You can really see this at work in the debate over health care reform. It seemed for a while that Obama had lost control of the debate. Opponents of health reform were saying all sorts of horrendous things about Obama's plans, none of which were being strongly countered by the White House. But that doesn't necessarily spell defeat for Obama's plans. After all, health reform is not being decided by a one-day initiative vote. It's being hammered out by members of Congress (and may end up being formulated largely in a reconciliation committee) in a process that is somewhat removed from public opinion.

And what has happened over the past few weeks? The group opposing health reform has begun to appear crazier and crazier, identified mainly by the guns and swastikas that the more extreme members are bringing to town hall meetings. Members of Congress are now getting favorable press for standing down the mob. And to the extent that those opposing health reform are an organized movement, Sarah Palin is increasingly identified as their leader, thanks to her "death panel" comments. (Now, I know Palin has at least one fan among this blog's readership, so I won't belabor this point. But suffice it to say that she doesn't have the best reputation in American politics right now, and if she is perceived as the leader of your movement, your movement has an image problem.)

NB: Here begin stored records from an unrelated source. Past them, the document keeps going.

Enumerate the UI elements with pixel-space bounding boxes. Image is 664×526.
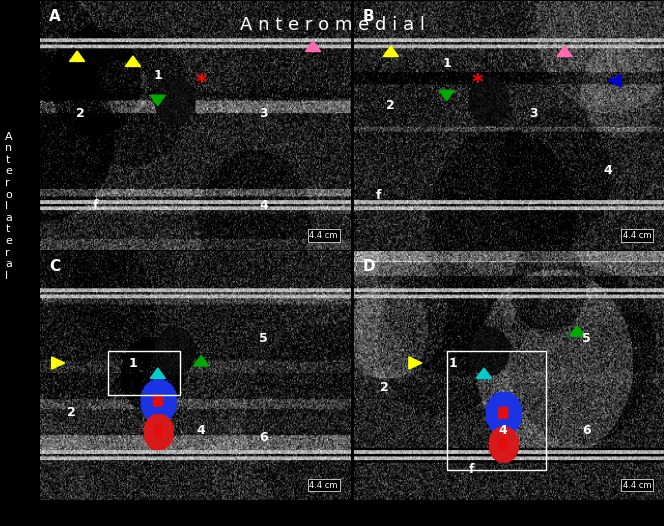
Text: f: f: [376, 189, 381, 201]
Polygon shape: [70, 51, 85, 62]
Text: 2: 2: [66, 406, 75, 419]
Polygon shape: [194, 356, 209, 366]
Polygon shape: [125, 56, 141, 66]
Text: 4.4 cm: 4.4 cm: [623, 231, 651, 240]
Text: 5: 5: [259, 332, 268, 345]
Bar: [447, 351, 546, 470]
Text: 6: 6: [582, 423, 591, 437]
Text: *: *: [472, 73, 483, 93]
Text: 4.4 cm: 4.4 cm: [623, 481, 651, 490]
Text: A n t e r o m e d i a l: A n t e r o m e d i a l: [240, 16, 424, 34]
Text: 1: 1: [153, 69, 162, 83]
Text: 4: 4: [259, 199, 268, 211]
Text: 3: 3: [259, 107, 268, 119]
Polygon shape: [570, 326, 585, 336]
Text: 4: 4: [197, 423, 206, 437]
Text: f: f: [93, 199, 98, 211]
Text: 5: 5: [582, 332, 591, 345]
Text: 1: 1: [129, 357, 137, 369]
Text: *: *: [195, 73, 207, 93]
Polygon shape: [476, 368, 491, 378]
Bar: [108, 351, 179, 396]
Text: A
n
t
e
r
o
l
a
t
e
r
a
l: A n t e r o l a t e r a l: [5, 132, 13, 281]
Polygon shape: [557, 46, 572, 56]
Text: D: D: [363, 259, 376, 274]
Text: f: f: [469, 463, 474, 477]
Text: 6: 6: [259, 431, 268, 444]
Text: 3: 3: [529, 107, 538, 119]
Polygon shape: [305, 41, 321, 52]
Text: 1: 1: [442, 57, 451, 70]
Polygon shape: [439, 90, 454, 100]
Polygon shape: [150, 368, 165, 378]
Polygon shape: [409, 357, 422, 369]
Text: 4.4 cm: 4.4 cm: [309, 231, 338, 240]
Text: 1: 1: [449, 357, 457, 369]
Text: 2: 2: [380, 381, 389, 394]
Text: C: C: [49, 259, 60, 274]
Text: 4.4 cm: 4.4 cm: [309, 481, 338, 490]
Text: 4: 4: [498, 423, 507, 437]
Polygon shape: [383, 46, 398, 56]
Text: 2: 2: [76, 107, 84, 119]
Text: 2: 2: [386, 99, 395, 112]
Text: B: B: [363, 9, 374, 24]
Polygon shape: [150, 95, 165, 106]
Text: 4: 4: [604, 164, 612, 177]
Text: A: A: [49, 9, 61, 24]
Polygon shape: [52, 357, 64, 369]
Polygon shape: [608, 75, 621, 87]
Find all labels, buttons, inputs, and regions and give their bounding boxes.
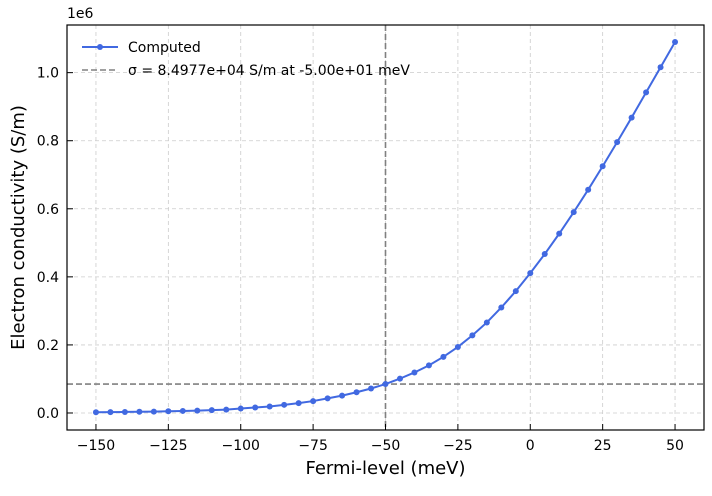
data-point [628, 114, 635, 121]
data-point [527, 270, 534, 277]
data-point [339, 392, 346, 399]
data-point [150, 408, 157, 415]
x-tick-label: −75 [298, 438, 328, 454]
y-axis-title: Electron conductivity (S/m) [8, 105, 29, 350]
data-point [512, 288, 519, 295]
data-point [194, 407, 201, 414]
data-point [599, 163, 606, 170]
data-point [425, 362, 432, 369]
y-tick-label: 0.6 [37, 202, 59, 218]
y-tick-label: 0.8 [37, 134, 59, 150]
data-point [556, 230, 563, 237]
data-point [92, 409, 99, 416]
reference-lines [67, 25, 704, 430]
data-point [136, 408, 143, 415]
data-point [643, 89, 650, 96]
data-point [237, 405, 244, 412]
x-axis-title: Fermi-level (meV) [305, 458, 465, 479]
data-point [310, 398, 317, 405]
data-point [498, 304, 505, 311]
y-tick-label: 0.0 [37, 406, 59, 422]
x-tick-label: −50 [371, 438, 401, 454]
data-point [440, 353, 447, 360]
data-point [469, 332, 476, 339]
data-point [368, 385, 375, 392]
x-tick-label: 0 [526, 438, 535, 454]
data-point [324, 395, 331, 402]
data-point [585, 186, 592, 193]
series-layer [92, 39, 679, 416]
x-tick-label: −100 [222, 438, 260, 454]
data-point [353, 389, 360, 396]
data-point [165, 408, 172, 415]
x-tick-label: −150 [77, 438, 115, 454]
data-point [614, 139, 621, 146]
y-tick-label: 0.2 [37, 338, 59, 354]
ticks: −150 −125 −100 −75 −50 −25 0 25 50 0.0 0.2 0.4 0.6 0.… [37, 66, 684, 454]
legend-label-reference: σ = 8.4977e+04 S/m at -5.00e+01 meV [128, 63, 410, 79]
data-point [179, 407, 186, 414]
data-point [295, 400, 302, 407]
x-tick-label: −125 [149, 438, 187, 454]
legend-entry-reference: σ = 8.4977e+04 S/m at -5.00e+01 meV [82, 63, 410, 79]
legend: Computed σ = 8.4977e+04 S/m at -5.00e+01… [82, 40, 410, 79]
data-point [281, 401, 288, 408]
data-point [672, 39, 679, 46]
legend-marker-computed [97, 44, 103, 50]
x-tick-label: −25 [443, 438, 473, 454]
legend-entry-computed: Computed [82, 40, 201, 56]
data-point [223, 406, 230, 413]
legend-label-computed: Computed [128, 40, 201, 56]
x-tick-label: 25 [594, 438, 612, 454]
y-axis-offset-text: 1e6 [67, 6, 94, 22]
data-point [252, 404, 259, 411]
data-point [541, 251, 548, 258]
data-point [411, 369, 418, 376]
x-tick-label: 50 [666, 438, 684, 454]
data-point [208, 407, 215, 414]
data-point [657, 64, 664, 71]
data-point [107, 409, 114, 416]
data-point [382, 381, 389, 388]
data-point [266, 403, 273, 410]
y-tick-label: 0.4 [37, 270, 59, 286]
data-point [454, 343, 461, 350]
y-tick-label: 1.0 [37, 66, 59, 82]
data-point [570, 209, 577, 216]
data-point [396, 375, 403, 382]
data-point [483, 319, 490, 326]
data-point [121, 408, 128, 415]
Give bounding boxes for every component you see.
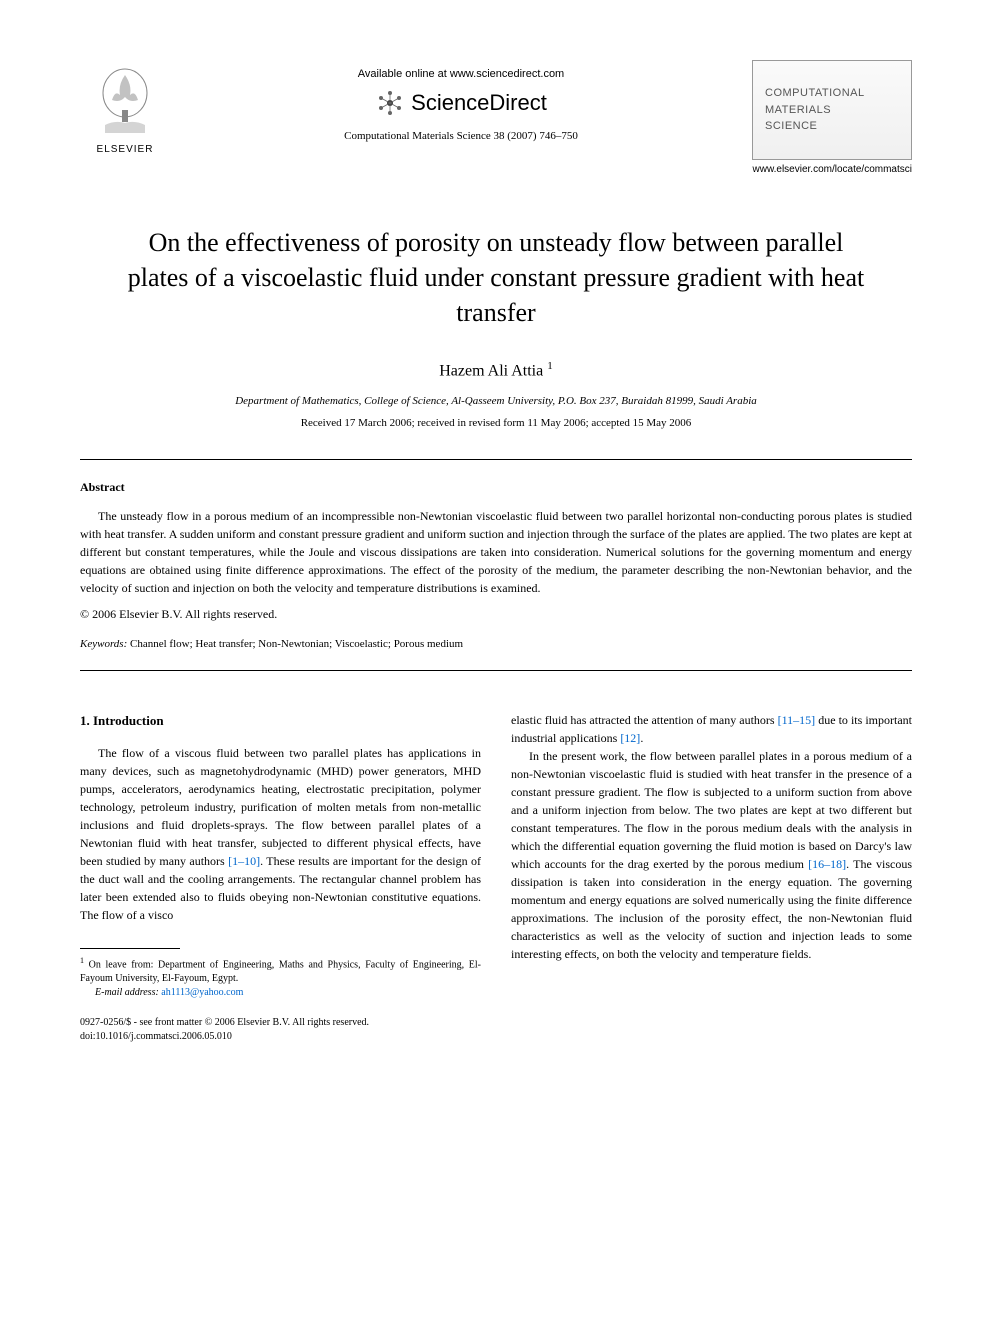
abstract-copyright: © 2006 Elsevier B.V. All rights reserved… xyxy=(80,607,912,622)
publisher-logo: ELSEVIER xyxy=(80,60,170,160)
email-label: E-mail address: xyxy=(80,986,159,1000)
author-name: Hazem Ali Attia xyxy=(439,363,543,380)
journal-box-line3: SCIENCE xyxy=(765,118,911,135)
center-header: Available online at www.sciencedirect.co… xyxy=(170,60,752,142)
keywords-label: Keywords: xyxy=(80,638,127,650)
para1c-text3: . xyxy=(640,731,643,745)
sciencedirect-logo: ScienceDirect xyxy=(170,88,752,118)
affiliation: Department of Mathematics, College of Sc… xyxy=(80,395,912,407)
para2-text2: . The viscous dissipation is taken into … xyxy=(511,857,912,961)
right-column: elastic fluid has attracted the attentio… xyxy=(511,711,912,1045)
email-footnote: E-mail address: ah1113@yahoo.com xyxy=(80,986,481,1000)
footnote-1-text: On leave from: Department of Engineering… xyxy=(80,959,481,984)
sciencedirect-text: ScienceDirect xyxy=(411,90,547,116)
author-line: Hazem Ali Attia 1 xyxy=(80,360,912,380)
para1-text1: The flow of a viscous fluid between two … xyxy=(80,746,481,868)
available-online-text: Available online at www.sciencedirect.co… xyxy=(170,68,752,80)
citation-line: Computational Materials Science 38 (2007… xyxy=(170,130,752,142)
email-link[interactable]: ah1113@yahoo.com xyxy=(159,987,244,998)
para1c-text1: elastic fluid has attracted the attentio… xyxy=(511,713,778,727)
left-column: 1. Introduction The flow of a viscous fl… xyxy=(80,711,481,1045)
divider-top xyxy=(80,459,912,460)
ref-link-12[interactable]: [12] xyxy=(620,731,640,745)
abstract-text: The unsteady flow in a porous medium of … xyxy=(80,507,912,597)
section-1-heading: 1. Introduction xyxy=(80,711,481,731)
sciencedirect-icon xyxy=(375,88,405,118)
dates-line: Received 17 March 2006; received in revi… xyxy=(80,417,912,429)
header-row: ELSEVIER Available online at www.science… xyxy=(80,60,912,175)
para2-text1: In the present work, the flow between pa… xyxy=(511,749,912,871)
footnote-1: 1 On leave from: Department of Engineeri… xyxy=(80,955,481,986)
keywords-line: Keywords: Channel flow; Heat transfer; N… xyxy=(80,638,912,650)
footnote-divider xyxy=(80,948,180,949)
publisher-name: ELSEVIER xyxy=(97,144,154,155)
journal-box-container: COMPUTATIONAL MATERIALS SCIENCE www.else… xyxy=(752,60,912,175)
body-columns: 1. Introduction The flow of a viscous fl… xyxy=(80,711,912,1045)
author-footnote-marker: 1 xyxy=(547,360,553,372)
intro-para-1-continued: elastic fluid has attracted the attentio… xyxy=(511,711,912,747)
ref-link-11-15[interactable]: [11–15] xyxy=(778,713,816,727)
divider-bottom xyxy=(80,670,912,671)
journal-box-line1: COMPUTATIONAL xyxy=(765,85,911,102)
keywords-text: Channel flow; Heat transfer; Non-Newtoni… xyxy=(127,638,463,650)
journal-url: www.elsevier.com/locate/commatsci xyxy=(752,164,912,175)
intro-para-1: The flow of a viscous fluid between two … xyxy=(80,744,481,924)
ref-link-1-10[interactable]: [1–10] xyxy=(228,854,260,868)
journal-box: COMPUTATIONAL MATERIALS SCIENCE xyxy=(752,60,912,160)
doi-block: 0927-0256/$ - see front matter © 2006 El… xyxy=(80,1016,481,1044)
journal-box-line2: MATERIALS xyxy=(765,102,911,119)
ref-link-16-18[interactable]: [16–18] xyxy=(808,857,846,871)
doi-line2: doi:10.1016/j.commatsci.2006.05.010 xyxy=(80,1030,481,1044)
intro-para-2: In the present work, the flow between pa… xyxy=(511,747,912,963)
doi-line1: 0927-0256/$ - see front matter © 2006 El… xyxy=(80,1016,481,1030)
article-title: On the effectiveness of porosity on unst… xyxy=(120,225,872,330)
abstract-heading: Abstract xyxy=(80,480,912,495)
elsevier-tree-icon xyxy=(90,65,160,140)
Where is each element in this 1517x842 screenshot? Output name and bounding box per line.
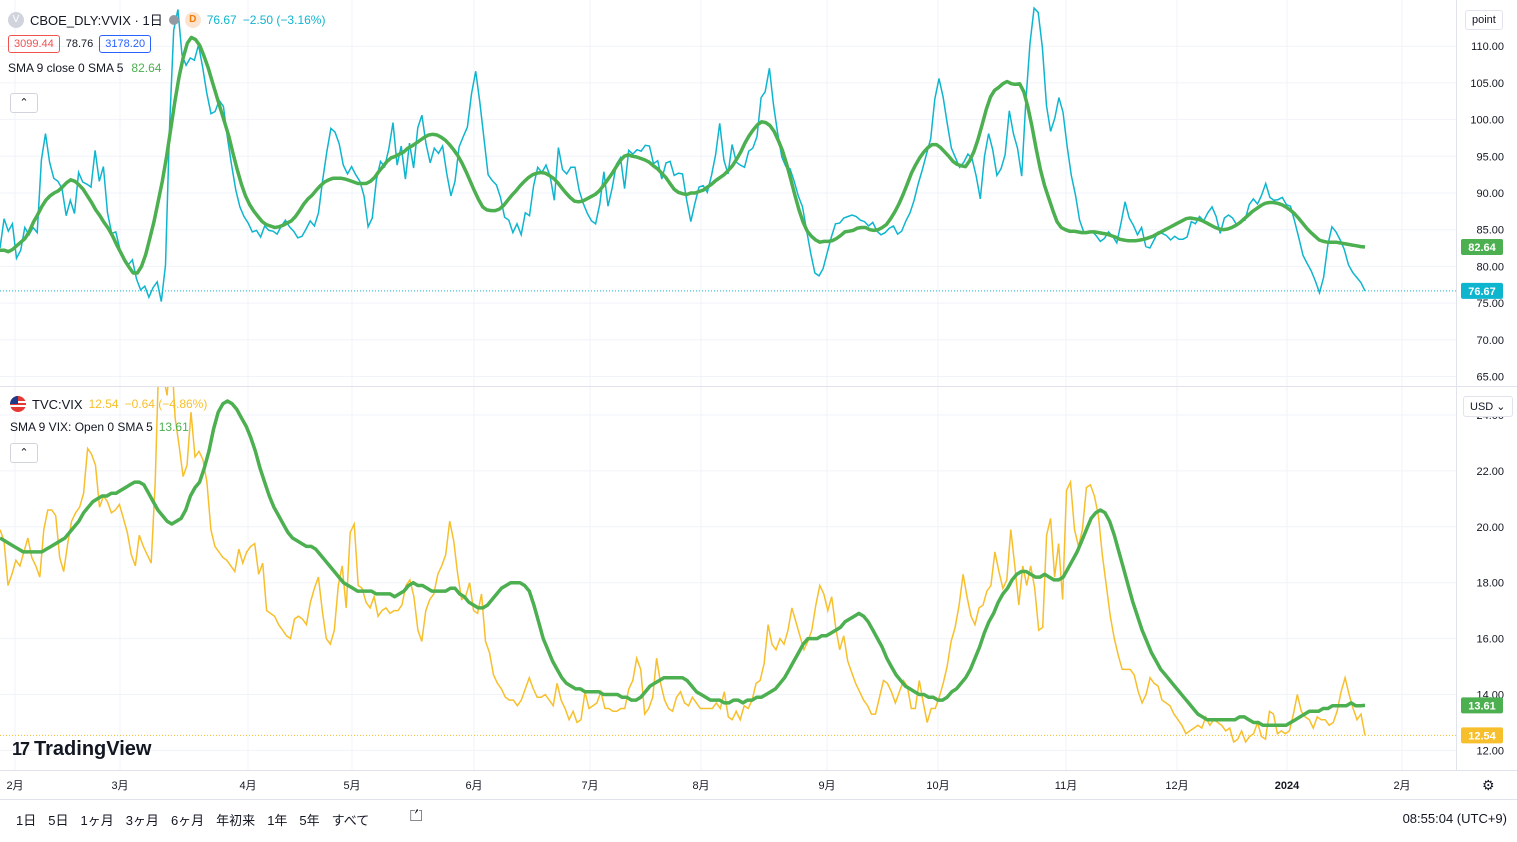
x-tick-label: 6月 <box>465 780 482 792</box>
currency-button[interactable]: USD ⌄ <box>1463 396 1513 417</box>
calendar-range-icon[interactable]: ⏍ <box>410 808 423 825</box>
vix-sma-series[interactable] <box>0 399 1366 728</box>
range-selector: 1日 5日 1ヶ月 3ヶ月 6ヶ月 年初来 1年 5年 すべて <box>10 810 375 829</box>
us-flag-icon <box>10 396 26 412</box>
x-tick-label: 3月 <box>111 780 128 792</box>
y-tick-label: 22.00 <box>1476 466 1504 478</box>
vix-sma-last-label-bg <box>1461 697 1503 714</box>
y-tick-label: 20.00 <box>1476 522 1504 534</box>
currency-label: USD <box>1470 401 1494 413</box>
vix-sma-last-label: 13.61 <box>1468 700 1496 712</box>
vix-indicator-name[interactable]: SMA 9 VIX: Open 0 SMA 5 <box>10 420 153 434</box>
vix-price-last-label-bg <box>1461 727 1503 744</box>
timezone-clock[interactable]: 08:55:04 (UTC+9) <box>1402 811 1507 826</box>
y-tick-label: 95.00 <box>1476 151 1504 163</box>
x-tick-label: 2月 <box>6 780 23 792</box>
x-tick-label: 2月 <box>1393 780 1410 792</box>
vvix-price-last-label: 76.67 <box>1468 286 1496 298</box>
x-tick-label: 7月 <box>581 780 598 792</box>
y-tick-label: 85.00 <box>1476 225 1504 237</box>
vvix-indicator-value: 82.64 <box>131 61 162 75</box>
market-status-icon[interactable] <box>168 14 179 25</box>
delayed-data-flag[interactable]: D <box>184 11 201 28</box>
bottom-toolbar: 1日 5日 1ヶ月 3ヶ月 6ヶ月 年初来 1年 5年 すべて ⏍ 08:55:04 (UTC+… <box>0 799 1517 838</box>
x-tick-label: 11月 <box>1055 780 1077 792</box>
range-button-8[interactable]: すべて <box>331 813 370 828</box>
y-tick-label: 110.00 <box>1471 41 1504 53</box>
x-tick-label: 12月 <box>1165 780 1188 792</box>
vix-legend: TVC:VIX 12.54 −0.64 (−4.86%) SMA 9 VIX: … <box>10 396 207 434</box>
vvix-legend: V CBOE_DLY:VVIX · 1日 D 76.67 −2.50 (−3.1… <box>8 10 325 75</box>
x-tick-label: 2024 <box>1275 780 1300 792</box>
tradingview-logo: 17 TradingView <box>12 738 151 761</box>
y-tick-label: 105.00 <box>1470 78 1504 90</box>
range-button-0[interactable]: 1日 <box>16 813 37 828</box>
tradingview-logo-icon: 17 <box>12 739 30 759</box>
sell-button[interactable]: 3099.44 <box>8 35 60 53</box>
gear-icon[interactable]: ⚙ <box>1482 777 1495 793</box>
range-button-6[interactable]: 1年 <box>267 813 288 828</box>
vvix-sma-series[interactable] <box>0 35 1366 275</box>
collapse-legend-button[interactable]: ⌃ <box>10 93 38 113</box>
range-button-2[interactable]: 1ヶ月 <box>80 813 114 828</box>
chevron-down-icon: ⌄ <box>1496 401 1506 413</box>
chart-background <box>0 0 1517 799</box>
x-tick-label: 8月 <box>692 780 709 792</box>
y-tick-label: 18.00 <box>1476 578 1504 590</box>
x-tick-label: 9月 <box>818 780 835 792</box>
range-button-4[interactable]: 6ヶ月 <box>170 813 205 828</box>
source-logo-icon: V <box>8 11 24 28</box>
vix-indicator-value: 13.61 <box>158 420 189 434</box>
y-tick-label: 12.00 <box>1476 745 1504 757</box>
vvix-last-price: 76.67 <box>206 12 237 27</box>
x-tick-label: 4月 <box>239 780 256 792</box>
scale-mode-button[interactable]: point <box>1465 10 1503 30</box>
y-tick-label: 70.00 <box>1476 335 1504 347</box>
y-tick-label: 65.00 <box>1476 371 1504 383</box>
y-tick-label: 80.00 <box>1476 261 1504 273</box>
vix-last-price: 12.54 <box>88 397 119 411</box>
vvix-indicator-name[interactable]: SMA 9 close 0 SMA 5 <box>8 61 124 75</box>
logo-text: TradingView <box>34 738 152 760</box>
y-tick-label: 75.00 <box>1476 298 1504 310</box>
x-tick-label: 10月 <box>926 780 949 792</box>
y-tick-label: 90.00 <box>1476 188 1504 200</box>
vix-change: −0.64 (−4.86%) <box>124 397 208 411</box>
vix-price-series[interactable] <box>0 345 1366 744</box>
buy-button[interactable]: 3178.20 <box>99 35 152 53</box>
y-tick-label: 100.00 <box>1470 115 1504 127</box>
y-tick-label: 16.00 <box>1476 634 1504 646</box>
x-tick-label: 5月 <box>343 780 360 792</box>
range-button-7[interactable]: 5年 <box>299 813 320 828</box>
vix-price-last-label: 12.54 <box>1468 730 1496 742</box>
range-button-5[interactable]: 年初来 <box>216 813 256 828</box>
collapse-legend-button[interactable]: ⌃ <box>10 443 38 463</box>
vvix-price-last-label-bg <box>1461 282 1503 299</box>
range-button-1[interactable]: 5日 <box>48 813 69 828</box>
spread-value: 78.76 <box>65 38 94 50</box>
vvix-change: −2.50 (−3.16%) <box>242 12 326 27</box>
vix-symbol[interactable]: TVC:VIX <box>32 396 83 412</box>
range-button-3[interactable]: 3ヶ月 <box>125 813 159 828</box>
vvix-sma-last-label-bg <box>1461 239 1503 256</box>
vvix-sma-last-label: 82.64 <box>1468 242 1496 254</box>
vvix-symbol[interactable]: CBOE_DLY:VVIX · 1日 <box>30 13 163 28</box>
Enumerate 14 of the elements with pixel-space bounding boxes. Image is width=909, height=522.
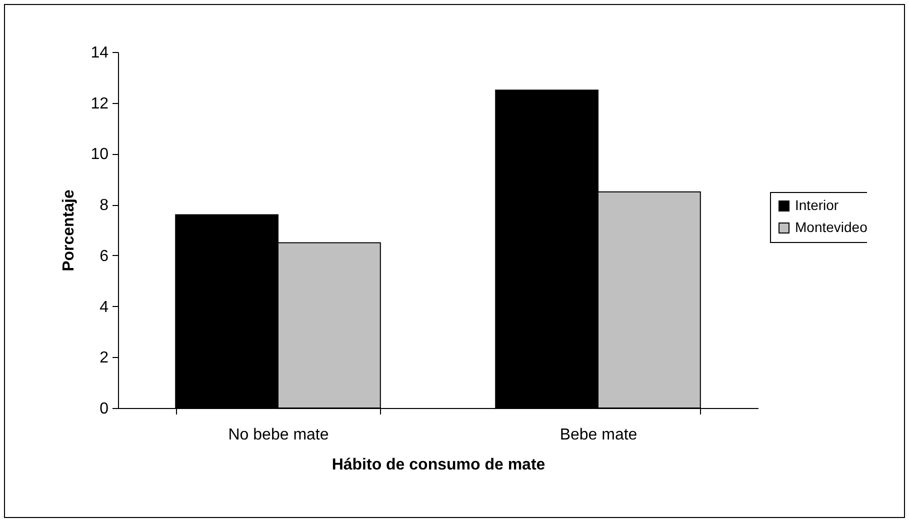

And then Obama swoops in and sounds like the sensible centrist, getting press like this:
[Obama] took issue with critics who he said had distorted the debate to stoke fears that health changes will include “death panels that will basically pull the plug on Grandma.” That charge, which has been widely disseminated, has no basis in any of the provisions of the legislative proposals under consideration in Congress.
It's still early, but it's starting to look like Obama managed to get his opponents to reduce themselves to an unhinged, violent cartoon while making himself look more reasonable precisely by not engaging them and trying to win every news cycle.